Another victim, Victoria (name withheld), said she spent more than five years at the compound, adding that some victims were often chosen by Joshua from the church community.
Recounting her ordeal, Victoria said she was singled out while attending the church's Sunday school and said she was raped in Joshua's private quarters a few months later after her parents entrusted her to his care.
She was later recruited as a student.
Victoria said Joshua ordered some of his most trusted Nigerian students to help identify new victims, identifying the group informally known as the “Fisheries Division.”
A former South African disciple, Sihle, said she had three forced abortions in church.
Sihle said: “You get a drink and you get sick.

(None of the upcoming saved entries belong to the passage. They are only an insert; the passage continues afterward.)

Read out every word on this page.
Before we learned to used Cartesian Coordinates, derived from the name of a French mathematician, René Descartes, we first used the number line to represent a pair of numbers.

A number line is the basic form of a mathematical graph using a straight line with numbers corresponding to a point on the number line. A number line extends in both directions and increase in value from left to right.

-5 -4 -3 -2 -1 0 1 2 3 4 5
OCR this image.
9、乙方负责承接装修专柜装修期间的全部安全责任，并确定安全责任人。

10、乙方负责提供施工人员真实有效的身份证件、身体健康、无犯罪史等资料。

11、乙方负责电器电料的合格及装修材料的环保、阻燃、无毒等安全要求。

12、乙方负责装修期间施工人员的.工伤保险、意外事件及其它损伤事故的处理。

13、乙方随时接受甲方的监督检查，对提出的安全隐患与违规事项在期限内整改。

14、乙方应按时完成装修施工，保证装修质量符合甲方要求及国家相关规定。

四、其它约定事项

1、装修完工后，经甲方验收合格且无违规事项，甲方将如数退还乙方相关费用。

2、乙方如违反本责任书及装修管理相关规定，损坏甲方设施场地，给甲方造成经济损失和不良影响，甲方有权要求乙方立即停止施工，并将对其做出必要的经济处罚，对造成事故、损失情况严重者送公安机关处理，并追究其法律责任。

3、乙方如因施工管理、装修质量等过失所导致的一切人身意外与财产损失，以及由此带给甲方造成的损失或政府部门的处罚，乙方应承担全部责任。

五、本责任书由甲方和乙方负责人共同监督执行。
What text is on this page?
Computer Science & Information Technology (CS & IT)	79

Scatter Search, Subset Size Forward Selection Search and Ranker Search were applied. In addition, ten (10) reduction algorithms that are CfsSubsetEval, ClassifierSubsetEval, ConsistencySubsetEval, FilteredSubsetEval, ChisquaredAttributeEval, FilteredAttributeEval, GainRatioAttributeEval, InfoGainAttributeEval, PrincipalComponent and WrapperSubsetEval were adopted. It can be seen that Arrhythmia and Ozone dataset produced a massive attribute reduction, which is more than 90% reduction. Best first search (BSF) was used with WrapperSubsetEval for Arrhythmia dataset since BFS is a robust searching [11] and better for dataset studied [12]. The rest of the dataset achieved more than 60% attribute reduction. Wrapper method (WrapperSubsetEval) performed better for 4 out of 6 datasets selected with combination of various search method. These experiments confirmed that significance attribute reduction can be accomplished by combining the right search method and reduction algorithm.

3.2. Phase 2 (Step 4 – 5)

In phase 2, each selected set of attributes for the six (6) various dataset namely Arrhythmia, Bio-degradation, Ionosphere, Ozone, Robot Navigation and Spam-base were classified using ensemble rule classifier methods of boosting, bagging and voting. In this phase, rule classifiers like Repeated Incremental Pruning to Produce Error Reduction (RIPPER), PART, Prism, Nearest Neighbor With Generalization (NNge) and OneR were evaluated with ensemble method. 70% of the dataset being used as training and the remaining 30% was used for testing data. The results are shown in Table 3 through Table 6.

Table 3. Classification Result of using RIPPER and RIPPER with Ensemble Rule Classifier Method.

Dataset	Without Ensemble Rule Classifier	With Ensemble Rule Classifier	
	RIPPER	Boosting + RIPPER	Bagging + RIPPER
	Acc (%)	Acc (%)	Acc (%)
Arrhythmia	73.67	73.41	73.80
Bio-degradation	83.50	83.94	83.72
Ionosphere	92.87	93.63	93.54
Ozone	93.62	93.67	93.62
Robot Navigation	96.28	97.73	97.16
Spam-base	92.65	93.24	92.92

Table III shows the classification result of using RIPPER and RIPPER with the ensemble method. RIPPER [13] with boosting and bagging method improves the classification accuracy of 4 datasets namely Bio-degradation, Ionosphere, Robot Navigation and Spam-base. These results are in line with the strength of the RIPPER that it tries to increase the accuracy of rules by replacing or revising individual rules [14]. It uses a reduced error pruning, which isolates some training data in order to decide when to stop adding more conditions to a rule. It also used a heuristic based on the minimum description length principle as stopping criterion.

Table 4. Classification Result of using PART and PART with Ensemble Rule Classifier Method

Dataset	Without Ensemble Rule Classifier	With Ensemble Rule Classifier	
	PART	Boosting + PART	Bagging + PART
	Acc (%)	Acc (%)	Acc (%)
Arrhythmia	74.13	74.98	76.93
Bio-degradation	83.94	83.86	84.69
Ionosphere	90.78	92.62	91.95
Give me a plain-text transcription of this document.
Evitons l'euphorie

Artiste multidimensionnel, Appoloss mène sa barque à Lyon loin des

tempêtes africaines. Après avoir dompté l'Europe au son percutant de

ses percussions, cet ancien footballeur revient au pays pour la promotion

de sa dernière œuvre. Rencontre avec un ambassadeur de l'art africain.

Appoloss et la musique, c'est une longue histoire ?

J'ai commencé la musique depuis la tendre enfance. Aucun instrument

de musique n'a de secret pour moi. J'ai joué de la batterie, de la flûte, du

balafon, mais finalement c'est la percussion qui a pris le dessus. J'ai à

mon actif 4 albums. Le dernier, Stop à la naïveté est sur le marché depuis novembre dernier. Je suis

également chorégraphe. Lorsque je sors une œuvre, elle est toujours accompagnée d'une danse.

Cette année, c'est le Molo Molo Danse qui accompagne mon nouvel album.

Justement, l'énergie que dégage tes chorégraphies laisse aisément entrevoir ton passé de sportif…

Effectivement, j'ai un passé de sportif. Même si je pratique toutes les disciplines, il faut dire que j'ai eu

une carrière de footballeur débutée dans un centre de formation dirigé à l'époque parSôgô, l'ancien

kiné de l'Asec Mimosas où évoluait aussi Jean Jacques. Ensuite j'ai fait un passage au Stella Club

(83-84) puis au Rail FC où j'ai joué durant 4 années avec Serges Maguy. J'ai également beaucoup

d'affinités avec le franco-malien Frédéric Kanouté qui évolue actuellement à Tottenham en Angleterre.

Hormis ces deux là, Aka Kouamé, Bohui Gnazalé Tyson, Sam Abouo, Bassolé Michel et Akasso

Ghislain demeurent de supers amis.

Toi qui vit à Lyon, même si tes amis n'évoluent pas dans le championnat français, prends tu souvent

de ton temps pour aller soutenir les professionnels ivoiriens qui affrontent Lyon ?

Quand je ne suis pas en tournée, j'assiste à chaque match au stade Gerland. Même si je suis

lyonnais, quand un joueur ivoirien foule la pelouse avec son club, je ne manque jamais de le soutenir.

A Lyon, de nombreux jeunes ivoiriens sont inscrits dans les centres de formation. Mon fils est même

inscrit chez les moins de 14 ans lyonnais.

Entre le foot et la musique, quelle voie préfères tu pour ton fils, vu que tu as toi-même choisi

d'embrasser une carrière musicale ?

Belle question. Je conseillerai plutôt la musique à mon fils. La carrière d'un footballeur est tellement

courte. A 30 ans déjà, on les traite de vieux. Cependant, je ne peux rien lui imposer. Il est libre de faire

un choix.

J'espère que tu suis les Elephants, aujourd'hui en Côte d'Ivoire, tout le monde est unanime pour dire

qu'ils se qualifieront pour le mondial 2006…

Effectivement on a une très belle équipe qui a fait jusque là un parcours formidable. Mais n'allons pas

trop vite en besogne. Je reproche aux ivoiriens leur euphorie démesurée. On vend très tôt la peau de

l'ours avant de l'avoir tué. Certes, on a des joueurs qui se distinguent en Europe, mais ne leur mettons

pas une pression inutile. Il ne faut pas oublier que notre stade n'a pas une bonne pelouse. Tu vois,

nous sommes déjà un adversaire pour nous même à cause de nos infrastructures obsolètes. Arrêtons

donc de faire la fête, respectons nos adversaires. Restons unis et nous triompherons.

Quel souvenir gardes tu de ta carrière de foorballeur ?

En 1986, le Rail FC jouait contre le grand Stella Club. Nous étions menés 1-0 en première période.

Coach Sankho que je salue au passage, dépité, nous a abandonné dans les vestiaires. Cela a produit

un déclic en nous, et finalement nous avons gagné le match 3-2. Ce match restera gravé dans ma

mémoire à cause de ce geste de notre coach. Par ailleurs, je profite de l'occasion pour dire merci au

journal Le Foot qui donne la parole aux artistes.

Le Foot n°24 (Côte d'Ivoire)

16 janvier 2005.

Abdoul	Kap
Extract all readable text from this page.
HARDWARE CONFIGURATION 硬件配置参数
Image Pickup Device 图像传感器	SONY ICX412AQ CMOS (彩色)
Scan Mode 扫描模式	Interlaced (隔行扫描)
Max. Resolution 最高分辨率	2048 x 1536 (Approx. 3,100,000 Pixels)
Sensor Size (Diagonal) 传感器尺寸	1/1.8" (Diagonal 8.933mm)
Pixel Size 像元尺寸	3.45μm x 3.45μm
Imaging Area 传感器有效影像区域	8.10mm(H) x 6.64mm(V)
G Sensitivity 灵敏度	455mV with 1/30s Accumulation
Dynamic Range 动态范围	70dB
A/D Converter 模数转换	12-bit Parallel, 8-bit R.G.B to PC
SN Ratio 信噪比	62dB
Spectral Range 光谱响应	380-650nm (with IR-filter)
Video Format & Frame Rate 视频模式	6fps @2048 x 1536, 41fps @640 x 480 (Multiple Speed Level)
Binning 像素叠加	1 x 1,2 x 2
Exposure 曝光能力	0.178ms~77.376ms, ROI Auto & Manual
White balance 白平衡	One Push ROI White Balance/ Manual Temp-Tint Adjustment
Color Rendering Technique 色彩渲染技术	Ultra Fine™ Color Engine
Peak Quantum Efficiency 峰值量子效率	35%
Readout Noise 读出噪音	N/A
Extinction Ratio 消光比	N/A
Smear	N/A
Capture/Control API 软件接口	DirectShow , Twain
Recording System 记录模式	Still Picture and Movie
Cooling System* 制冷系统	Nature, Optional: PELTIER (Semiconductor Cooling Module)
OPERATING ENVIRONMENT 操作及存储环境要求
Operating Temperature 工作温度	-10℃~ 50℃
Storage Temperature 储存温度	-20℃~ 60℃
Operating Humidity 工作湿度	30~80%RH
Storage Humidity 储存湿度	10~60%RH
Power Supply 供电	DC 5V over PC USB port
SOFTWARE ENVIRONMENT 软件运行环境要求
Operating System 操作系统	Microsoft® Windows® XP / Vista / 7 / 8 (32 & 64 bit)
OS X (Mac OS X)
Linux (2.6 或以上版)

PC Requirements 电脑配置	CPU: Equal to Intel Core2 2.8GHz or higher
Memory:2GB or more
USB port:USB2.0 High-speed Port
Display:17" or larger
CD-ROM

Or they stick these pieces of metal into your vagina and extract everything. And you don't know if they are [accidentally] pull out your uterus.”
The investigative report states that the disciples attended to all of Joshua's needs, from giving him massages to helping him get dressed and spraying him with his perfume when he entered the room.
They also put plastic gloves over his hands so he could eat his food without touching a crumb.
A man once considered Joshua's number two in the church, Agomoh Paul, who left the premises after ten years, revealed that the whole miracle thing was scripted.
“This guy [was] a genius. Everything… [he did was] planned,” explained Paul.
A key part of that planning was faking the “miracles,” Paul said, which he said he oversaw.
He and other sources say that those “cured” were often paid to display or exaggerate their symptoms before their supposed healing took place.
In some cases, they say, people were unknowingly drugged while attending church or given medication to improve their condition and were later persuaded to testify about their recovery. Others were falsely told that they had tested positive for HIV/AIDS and that, thanks to Joshua's care, they were now virus-free.
Paul also noted that Joshua “wanted to control everyone and everything.” What he was really concerned about [was] control over people’s minds.”
The disciples said they had to work for hours every day without pay, running all aspects of the megachurch. All say sleep deprivation was common and lights were left on in dormitories at night, the report said.
The church, which still exists today, is run by his widow Evelyn.
During his lifetime, Joshua attracted dozens of politicians and celebrities to his church.